Saturday, October 3, 2009
Methotrexate rheumatoid arthritis
In the treatment of neoplastic diseases, Methotrexate should be continued only if the potential benefit warrants the risk of severe myelosuppression. In psoriasis and rheumatoid arthritis, Methotrexate should be stopped immediately if there is a significant drop in blood counts. In patients with malignancy and preexisting hematopoietic impairment, the drug should be used with caution, if at all. Methotrexate can suppress hematopoiesis and cause anemia, aplastic anemia, leukopenia, and/or thrombocytopenia. Methotrexate should be used with extreme caution in the presence of peptic ulcer disease or ulcerative colitis. If vomiting, diarrhea, or stomatitis occur, which may result in dehydration, Methotrexate should be discontinued until recovery occurs.
Friday, October 2, 2009
Rheumatoid Arthritis with methotrexate and prednisone
She developed a flare-up, so methotrexate was started nine months before she was admitted to the hospital, and naproxen was discontinued. The patient had had rheumatoid arthritis for 34 years and was maintained on naproxen and on prednisone , but was unresponsive to gold therapy.
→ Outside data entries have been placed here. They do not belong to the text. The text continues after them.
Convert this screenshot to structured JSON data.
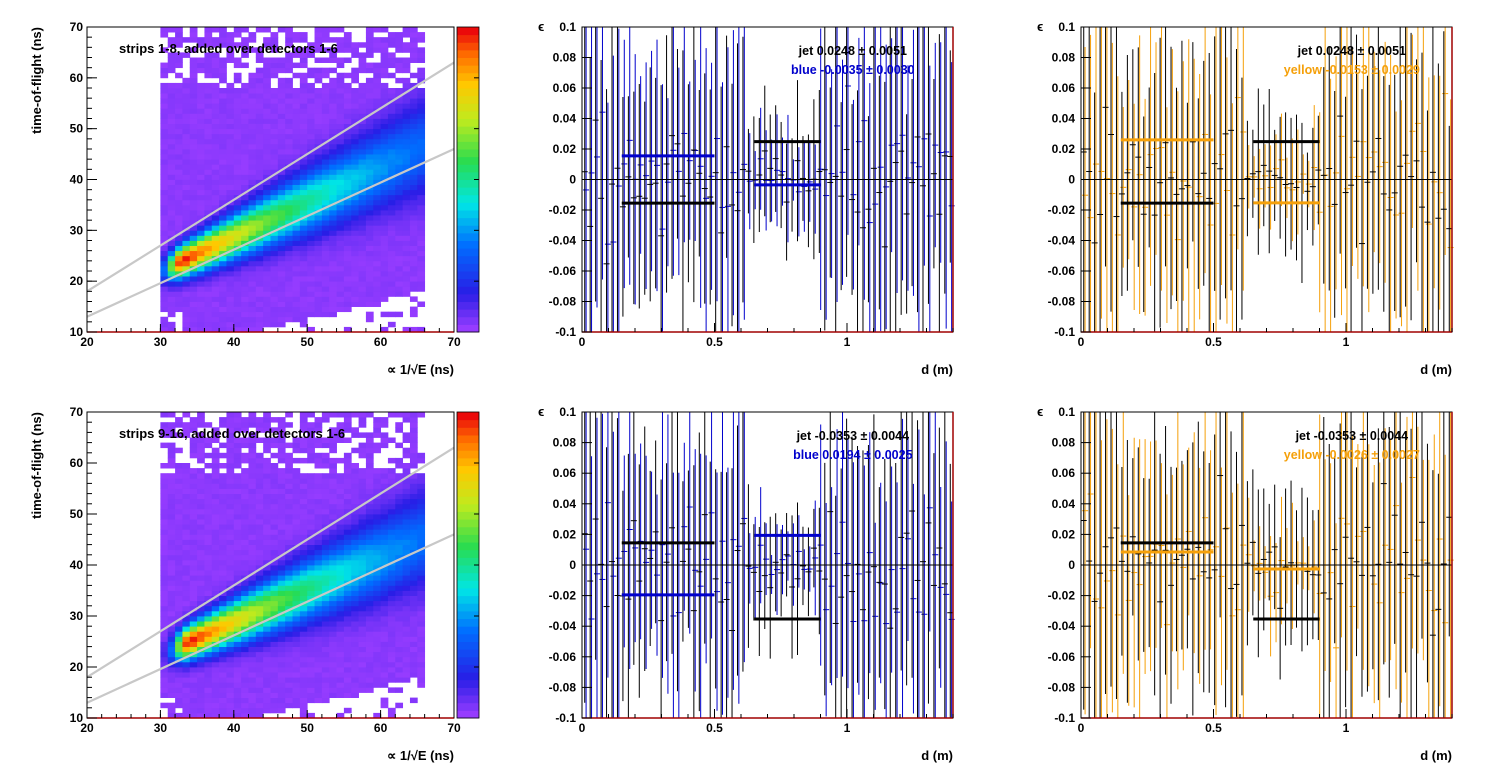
{
  "figure": {
    "rows": [
      {
        "heatmap": {
          "title": "strips 1-8, added over detectors 1-6",
          "xlabel": "∝ 1/√E (ns)",
          "ylabel": "time-of-flight (ns)"
        },
        "panels": [
          {
            "jet_label": "jet  0.0248 ± 0.0051",
            "beam_label": "blue -0.0035 ± 0.0030"
          },
          {
            "jet_label": "jet  0.0248 ± 0.0051",
            "beam_label": "yellow -0.0153 ± 0.0029"
          }
        ]
      },
      {
        "heatmap": {
          "title": "strips 9-16, added over detectors 1-6",
          "xlabel": "∝ 1/√E (ns)",
          "ylabel": "time-of-flight (ns)"
        },
        "panels": [
          {
            "jet_label": "jet -0.0353 ± 0.0044",
            "beam_label": "blue  0.0194 ± 0.0025"
          },
          {
            "jet_label": "jet -0.0353 ± 0.0044",
            "beam_label": "yellow -0.0026 ± 0.0027"
          }
        ]
      }
    ],
    "asym_xlabel": "d (m)",
    "asym_ylabel": "ϵ"
  },
  "chart_data": [
    {
      "type": "heatmap",
      "title": "strips 1-8, added over detectors 1-6",
      "xlabel": "∝ 1/√E (ns)",
      "ylabel": "time-of-flight (ns)",
      "xlim": [
        20,
        70
      ],
      "ylim": [
        10,
        70
      ],
      "xticks": [
        20,
        30,
        40,
        50,
        60,
        70
      ],
      "yticks": [
        10,
        20,
        30,
        40,
        50,
        60,
        70
      ],
      "populated_x_range": [
        30,
        65.5
      ],
      "band_peak": [
        33,
        24
      ],
      "band_end": [
        64,
        45
      ],
      "cut_lines": [
        {
          "from": [
            20,
            18
          ],
          "to": [
            70,
            63
          ]
        },
        {
          "from": [
            20,
            13
          ],
          "to": [
            70,
            46
          ]
        }
      ],
      "colorscale": "rainbow (violet low, red high)"
    },
    {
      "type": "scatter",
      "xlabel": "d (m)",
      "ylabel": "ϵ",
      "xlim": [
        0,
        1.4
      ],
      "ylim": [
        -0.1,
        0.1
      ],
      "xticks": [
        0,
        0.5,
        1
      ],
      "yticks": [
        -0.1,
        -0.08,
        -0.06,
        -0.04,
        -0.02,
        0,
        0.02,
        0.04,
        0.06,
        0.08,
        0.1
      ],
      "series": [
        {
          "name": "jet",
          "color": "#000000",
          "fits": [
            {
              "x": [
                0.15,
                0.5
              ],
              "y": -0.0155
            },
            {
              "x": [
                0.65,
                0.9
              ],
              "y": 0.0248
            }
          ]
        },
        {
          "name": "blue",
          "color": "#0000cc",
          "fits": [
            {
              "x": [
                0.15,
                0.5
              ],
              "y": 0.0155
            },
            {
              "x": [
                0.65,
                0.9
              ],
              "y": -0.0035
            }
          ]
        }
      ],
      "annotations": [
        "jet  0.0248 ± 0.0051",
        "blue -0.0035 ± 0.0030"
      ]
    },
    {
      "type": "scatter",
      "xlabel": "d (m)",
      "ylabel": "ϵ",
      "xlim": [
        0,
        1.4
      ],
      "ylim": [
        -0.1,
        0.1
      ],
      "xticks": [
        0,
        0.5,
        1
      ],
      "yticks": [
        -0.1,
        -0.08,
        -0.06,
        -0.04,
        -0.02,
        0,
        0.02,
        0.04,
        0.06,
        0.08,
        0.1
      ],
      "series": [
        {
          "name": "jet",
          "color": "#000000",
          "fits": [
            {
              "x": [
                0.15,
                0.5
              ],
              "y": -0.0155
            },
            {
              "x": [
                0.65,
                0.9
              ],
              "y": 0.0248
            }
          ]
        },
        {
          "name": "yellow",
          "color": "#f5a00a",
          "fits": [
            {
              "x": [
                0.15,
                0.5
              ],
              "y": 0.026
            },
            {
              "x": [
                0.65,
                0.9
              ],
              "y": -0.0153
            }
          ]
        }
      ],
      "annotations": [
        "jet  0.0248 ± 0.0051",
        "yellow -0.0153 ± 0.0029"
      ]
    },
    {
      "type": "heatmap",
      "title": "strips 9-16, added over detectors 1-6",
      "xlabel": "∝ 1/√E (ns)",
      "ylabel": "time-of-flight (ns)",
      "xlim": [
        20,
        70
      ],
      "ylim": [
        10,
        70
      ],
      "xticks": [
        20,
        30,
        40,
        50,
        60,
        70
      ],
      "yticks": [
        10,
        20,
        30,
        40,
        50,
        60,
        70
      ],
      "populated_x_range": [
        30,
        65.5
      ],
      "band_peak": [
        34,
        25
      ],
      "band_end": [
        64,
        44
      ],
      "cut_lines": [
        {
          "from": [
            20,
            18
          ],
          "to": [
            70,
            63
          ]
        },
        {
          "from": [
            20,
            13
          ],
          "to": [
            70,
            46
          ]
        }
      ],
      "colorscale": "rainbow (violet low, red high)"
    },
    {
      "type": "scatter",
      "xlabel": "d (m)",
      "ylabel": "ϵ",
      "xlim": [
        0,
        1.4
      ],
      "ylim": [
        -0.1,
        0.1
      ],
      "xticks": [
        0,
        0.5,
        1
      ],
      "yticks": [
        -0.1,
        -0.08,
        -0.06,
        -0.04,
        -0.02,
        0,
        0.02,
        0.04,
        0.06,
        0.08,
        0.1
      ],
      "series": [
        {
          "name": "jet",
          "color": "#000000",
          "fits": [
            {
              "x": [
                0.15,
                0.5
              ],
              "y": 0.0145
            },
            {
              "x": [
                0.65,
                0.9
              ],
              "y": -0.0353
            }
          ]
        },
        {
          "name": "blue",
          "color": "#0000cc",
          "fits": [
            {
              "x": [
                0.15,
                0.5
              ],
              "y": -0.0195
            },
            {
              "x": [
                0.65,
                0.9
              ],
              "y": 0.0194
            }
          ]
        }
      ],
      "annotations": [
        "jet -0.0353 ± 0.0044",
        "blue  0.0194 ± 0.0025"
      ]
    },
    {
      "type": "scatter",
      "xlabel": "d (m)",
      "ylabel": "ϵ",
      "xlim": [
        0,
        1.4
      ],
      "ylim": [
        -0.1,
        0.1
      ],
      "xticks": [
        0,
        0.5,
        1
      ],
      "yticks": [
        -0.1,
        -0.08,
        -0.06,
        -0.04,
        -0.02,
        0,
        0.02,
        0.04,
        0.06,
        0.08,
        0.1
      ],
      "series": [
        {
          "name": "jet",
          "color": "#000000",
          "fits": [
            {
              "x": [
                0.15,
                0.5
              ],
              "y": 0.0145
            },
            {
              "x": [
                0.65,
                0.9
              ],
              "y": -0.0353
            }
          ]
        },
        {
          "name": "yellow",
          "color": "#f5a00a",
          "fits": [
            {
              "x": [
                0.15,
                0.5
              ],
              "y": 0.0085
            },
            {
              "x": [
                0.65,
                0.9
              ],
              "y": -0.0026
            }
          ]
        }
      ],
      "annotations": [
        "jet -0.0353 ± 0.0044",
        "yellow -0.0026 ± 0.0027"
      ]
    }
  ]
}
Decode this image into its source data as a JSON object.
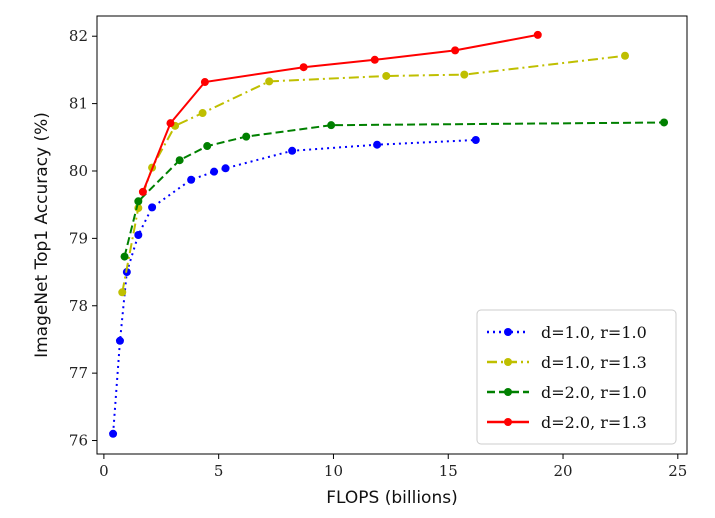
{
  "chart_data": {
    "type": "line",
    "title": "",
    "xlabel": "FLOPS (billions)",
    "ylabel": "ImageNet Top1 Accuracy (%)",
    "xlim": [
      -0.3,
      25.4
    ],
    "ylim": [
      75.8,
      82.3
    ],
    "xticks": [
      0,
      5,
      10,
      15,
      20,
      25
    ],
    "yticks": [
      76,
      77,
      78,
      79,
      80,
      81,
      82
    ],
    "grid": false,
    "legend_position": "bottom-right",
    "series": [
      {
        "name": "d=1.0, r=1.0",
        "color": "#0000ff",
        "dash": "dotted",
        "x": [
          0.4,
          0.7,
          1.0,
          1.5,
          2.1,
          3.8,
          4.8,
          5.3,
          8.2,
          11.9,
          16.2
        ],
        "y": [
          76.1,
          77.48,
          78.5,
          79.05,
          79.46,
          79.87,
          79.99,
          80.04,
          80.3,
          80.39,
          80.46
        ]
      },
      {
        "name": "d=1.0, r=1.3",
        "color": "#bfbf00",
        "dash": "dashdot",
        "x": [
          0.8,
          1.5,
          2.1,
          3.1,
          4.3,
          7.2,
          12.3,
          15.7,
          22.7
        ],
        "y": [
          78.2,
          79.45,
          80.05,
          80.67,
          80.86,
          81.33,
          81.41,
          81.43,
          81.71
        ]
      },
      {
        "name": "d=2.0, r=1.0",
        "color": "#008000",
        "dash": "dashed",
        "x": [
          0.9,
          1.5,
          3.3,
          4.5,
          6.2,
          9.9,
          24.4
        ],
        "y": [
          78.73,
          79.55,
          80.16,
          80.37,
          80.51,
          80.68,
          80.72
        ]
      },
      {
        "name": "d=2.0, r=1.3",
        "color": "#ff0000",
        "dash": "solid",
        "x": [
          1.7,
          2.9,
          4.4,
          8.7,
          11.8,
          15.3,
          18.9
        ],
        "y": [
          79.69,
          80.71,
          81.32,
          81.54,
          81.65,
          81.79,
          82.02
        ]
      }
    ]
  }
}
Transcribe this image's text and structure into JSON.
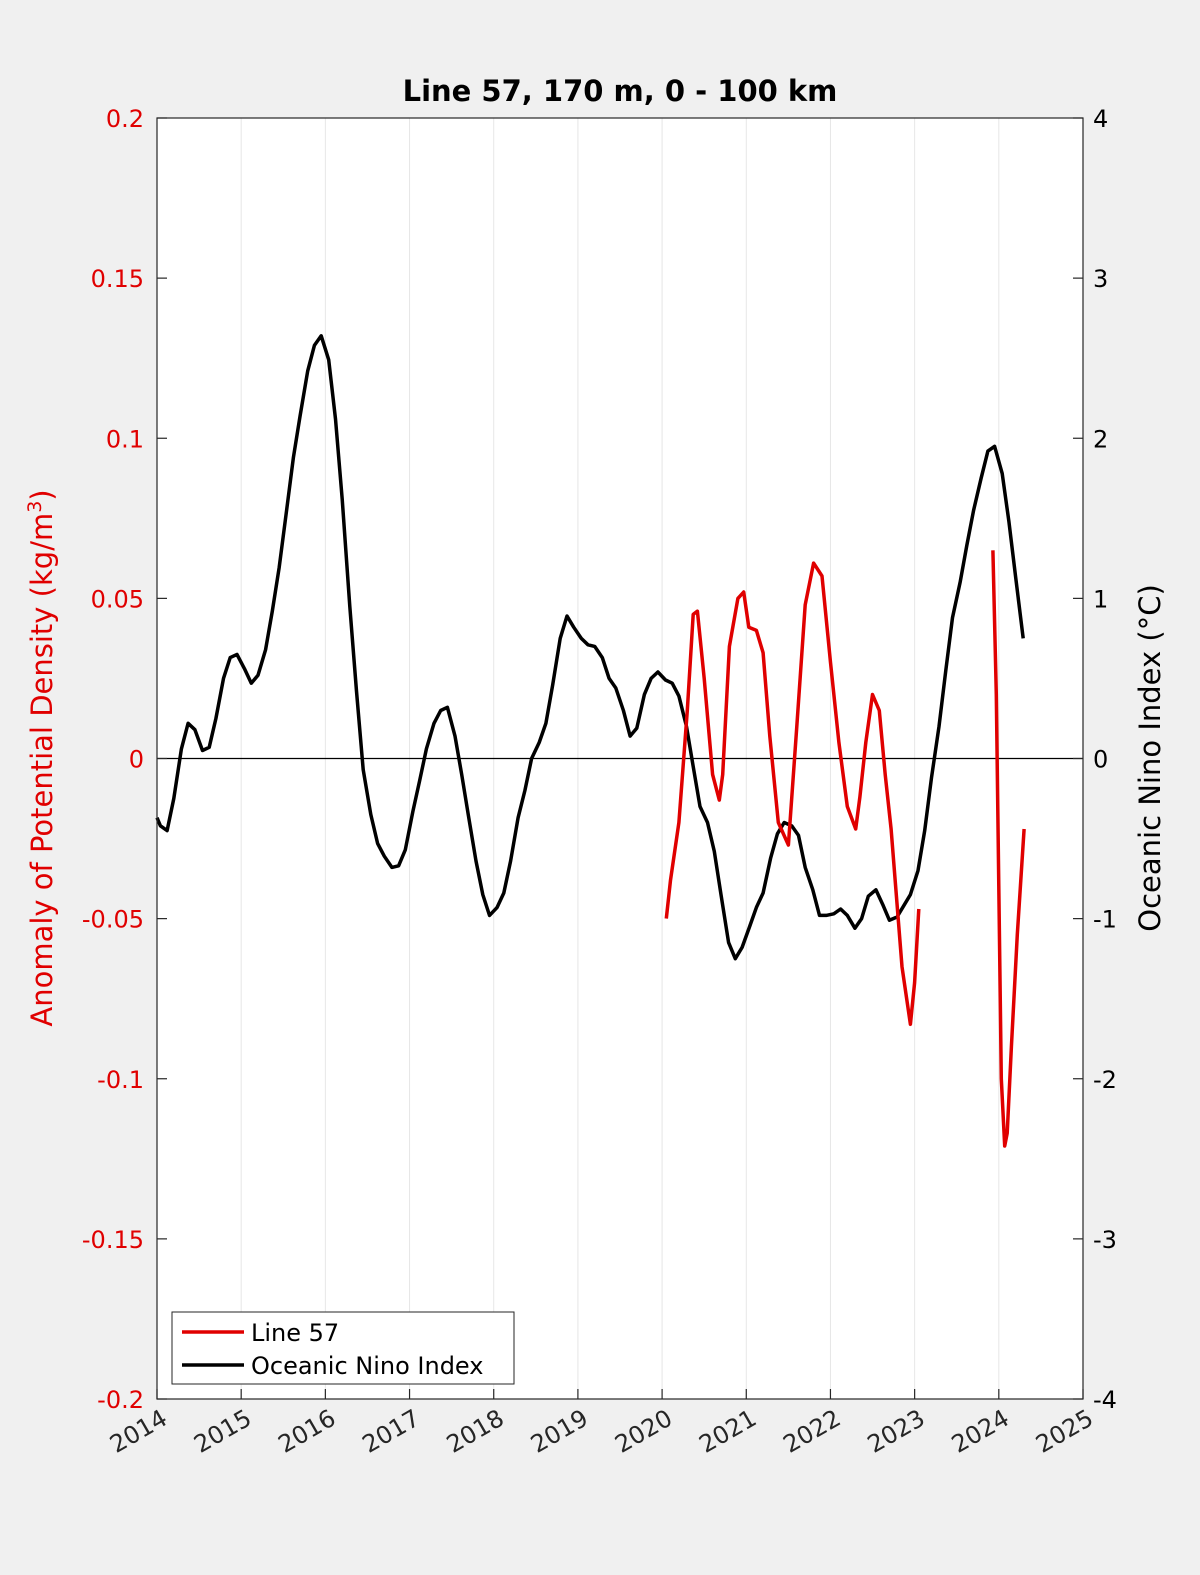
{
  "chart_data": {
    "type": "line",
    "title": "Line 57, 170 m, 0 - 100 km",
    "xlabel": "",
    "xlim": [
      2014,
      2025
    ],
    "x_ticks": [
      "2014",
      "2015",
      "2016",
      "2017",
      "2018",
      "2019",
      "2020",
      "2021",
      "2022",
      "2023",
      "2024",
      "2025"
    ],
    "y_left": {
      "label_main": "Anomaly of Potential Density (kg/m",
      "label_sup": "3",
      "label_end": ")",
      "lim": [
        -0.2,
        0.2
      ],
      "tick_values": [
        -0.2,
        -0.15,
        -0.1,
        -0.05,
        0,
        0.05,
        0.1,
        0.15,
        0.2
      ],
      "tick_labels": [
        "-0.2",
        "-0.15",
        "-0.1",
        "-0.05",
        "0",
        "0.05",
        "0.1",
        "0.15",
        "0.2"
      ],
      "color": "#e00000"
    },
    "y_right": {
      "label": "Oceanic Nino Index (°C)",
      "lim": [
        -4,
        4
      ],
      "tick_values": [
        -4,
        -3,
        -2,
        -1,
        0,
        1,
        2,
        3,
        4
      ],
      "tick_labels": [
        "-4",
        "-3",
        "-2",
        "-1",
        "0",
        "1",
        "2",
        "3",
        "4"
      ],
      "color": "#000000"
    },
    "grid": "vertical",
    "zero_line": true,
    "legend_position": "bottom-left",
    "series": [
      {
        "name": "Line 57",
        "axis": "left",
        "color": "#e00000",
        "segments": [
          {
            "x": [
              2020.05,
              2020.1,
              2020.2,
              2020.3,
              2020.37,
              2020.42,
              2020.5,
              2020.6,
              2020.68,
              2020.72,
              2020.8,
              2020.9,
              2020.97,
              2021.03,
              2021.12,
              2021.2,
              2021.28,
              2021.38,
              2021.5,
              2021.6,
              2021.7,
              2021.8,
              2021.9,
              2022.0,
              2022.1,
              2022.2,
              2022.3,
              2022.35,
              2022.42,
              2022.5,
              2022.58,
              2022.65,
              2022.72,
              2022.85,
              2022.95,
              2023.0,
              2023.05
            ],
            "y": [
              -0.05,
              -0.038,
              -0.02,
              0.015,
              0.045,
              0.046,
              0.025,
              -0.005,
              -0.013,
              -0.005,
              0.035,
              0.05,
              0.052,
              0.041,
              0.04,
              0.033,
              0.007,
              -0.02,
              -0.027,
              0.01,
              0.048,
              0.061,
              0.057,
              0.03,
              0.005,
              -0.015,
              -0.022,
              -0.012,
              0.005,
              0.02,
              0.015,
              -0.005,
              -0.022,
              -0.065,
              -0.083,
              -0.07,
              -0.047
            ]
          },
          {
            "x": [
              2023.93,
              2023.97,
              2024.0,
              2024.03,
              2024.07,
              2024.1,
              2024.15,
              2024.22,
              2024.3
            ],
            "y": [
              0.065,
              0.02,
              -0.04,
              -0.1,
              -0.121,
              -0.117,
              -0.09,
              -0.055,
              -0.022
            ]
          }
        ]
      },
      {
        "name": "Oceanic Nino Index",
        "axis": "right",
        "color": "#000000",
        "segments": [
          {
            "x": [
              2014.0,
              2014.04,
              2014.12,
              2014.2,
              2014.29,
              2014.37,
              2014.45,
              2014.54,
              2014.62,
              2014.7,
              2014.79,
              2014.87,
              2014.95,
              2015.04,
              2015.12,
              2015.2,
              2015.29,
              2015.37,
              2015.45,
              2015.54,
              2015.62,
              2015.7,
              2015.79,
              2015.87,
              2015.95,
              2016.04,
              2016.12,
              2016.2,
              2016.29,
              2016.37,
              2016.45,
              2016.54,
              2016.62,
              2016.7,
              2016.79,
              2016.87,
              2016.95,
              2017.04,
              2017.12,
              2017.2,
              2017.29,
              2017.37,
              2017.45,
              2017.54,
              2017.62,
              2017.7,
              2017.79,
              2017.87,
              2017.95,
              2018.04,
              2018.12,
              2018.2,
              2018.29,
              2018.37,
              2018.45,
              2018.54,
              2018.62,
              2018.7,
              2018.79,
              2018.87,
              2018.95,
              2019.04,
              2019.12,
              2019.2,
              2019.29,
              2019.37,
              2019.45,
              2019.54,
              2019.62,
              2019.7,
              2019.79,
              2019.87,
              2019.95,
              2020.04,
              2020.12,
              2020.2,
              2020.29,
              2020.37,
              2020.45,
              2020.54,
              2020.62,
              2020.7,
              2020.79,
              2020.87,
              2020.95,
              2021.04,
              2021.12,
              2021.2,
              2021.29,
              2021.37,
              2021.45,
              2021.54,
              2021.62,
              2021.7,
              2021.79,
              2021.87,
              2021.95,
              2022.04,
              2022.12,
              2022.2,
              2022.29,
              2022.37,
              2022.45,
              2022.54,
              2022.62,
              2022.7,
              2022.79,
              2022.87,
              2022.95,
              2023.04,
              2023.12,
              2023.2,
              2023.29,
              2023.37,
              2023.45,
              2023.54,
              2023.62,
              2023.7,
              2023.79,
              2023.87,
              2023.95,
              2024.04,
              2024.12,
              2024.2,
              2024.29
            ],
            "y": [
              -0.37,
              -0.42,
              -0.45,
              -0.25,
              0.06,
              0.22,
              0.18,
              0.05,
              0.07,
              0.25,
              0.5,
              0.63,
              0.65,
              0.56,
              0.47,
              0.52,
              0.68,
              0.92,
              1.19,
              1.55,
              1.88,
              2.14,
              2.42,
              2.58,
              2.64,
              2.49,
              2.12,
              1.62,
              0.95,
              0.42,
              -0.07,
              -0.35,
              -0.53,
              -0.61,
              -0.68,
              -0.67,
              -0.57,
              -0.33,
              -0.14,
              0.06,
              0.22,
              0.3,
              0.32,
              0.14,
              -0.1,
              -0.36,
              -0.64,
              -0.85,
              -0.98,
              -0.93,
              -0.84,
              -0.64,
              -0.37,
              -0.2,
              0.0,
              0.1,
              0.22,
              0.46,
              0.75,
              0.89,
              0.82,
              0.75,
              0.71,
              0.7,
              0.63,
              0.5,
              0.44,
              0.3,
              0.14,
              0.19,
              0.4,
              0.5,
              0.54,
              0.49,
              0.47,
              0.39,
              0.2,
              -0.05,
              -0.3,
              -0.4,
              -0.58,
              -0.85,
              -1.15,
              -1.25,
              -1.18,
              -1.05,
              -0.93,
              -0.84,
              -0.62,
              -0.47,
              -0.4,
              -0.42,
              -0.48,
              -0.68,
              -0.82,
              -0.98,
              -0.98,
              -0.97,
              -0.94,
              -0.98,
              -1.06,
              -1.0,
              -0.86,
              -0.82,
              -0.91,
              -1.01,
              -0.99,
              -0.92,
              -0.85,
              -0.7,
              -0.45,
              -0.12,
              0.2,
              0.55,
              0.88,
              1.1,
              1.33,
              1.55,
              1.75,
              1.92,
              1.95,
              1.78,
              1.48,
              1.13,
              0.75
            ]
          }
        ]
      }
    ]
  }
}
A case is reported of a 71-year-old woman who was receiving weekly treatments of methotrexate and who succumbed to pneumonia caused by Nocardia, a type of bacteria known to be highly infective in patients with deficient immune systems. Although serious side effects have occurred in these and other patients treated with the drug, its use is considered to be generally safe, as severe complications are rare. Low-dose methotrexate is frequently used to treat patients with rheumatoid arthritis who are unresponsive to other medications. Abstracts: Nocardia asteroides pneumonia complicating low dose methotrexate treatment of refractory rheumatoid arthritis.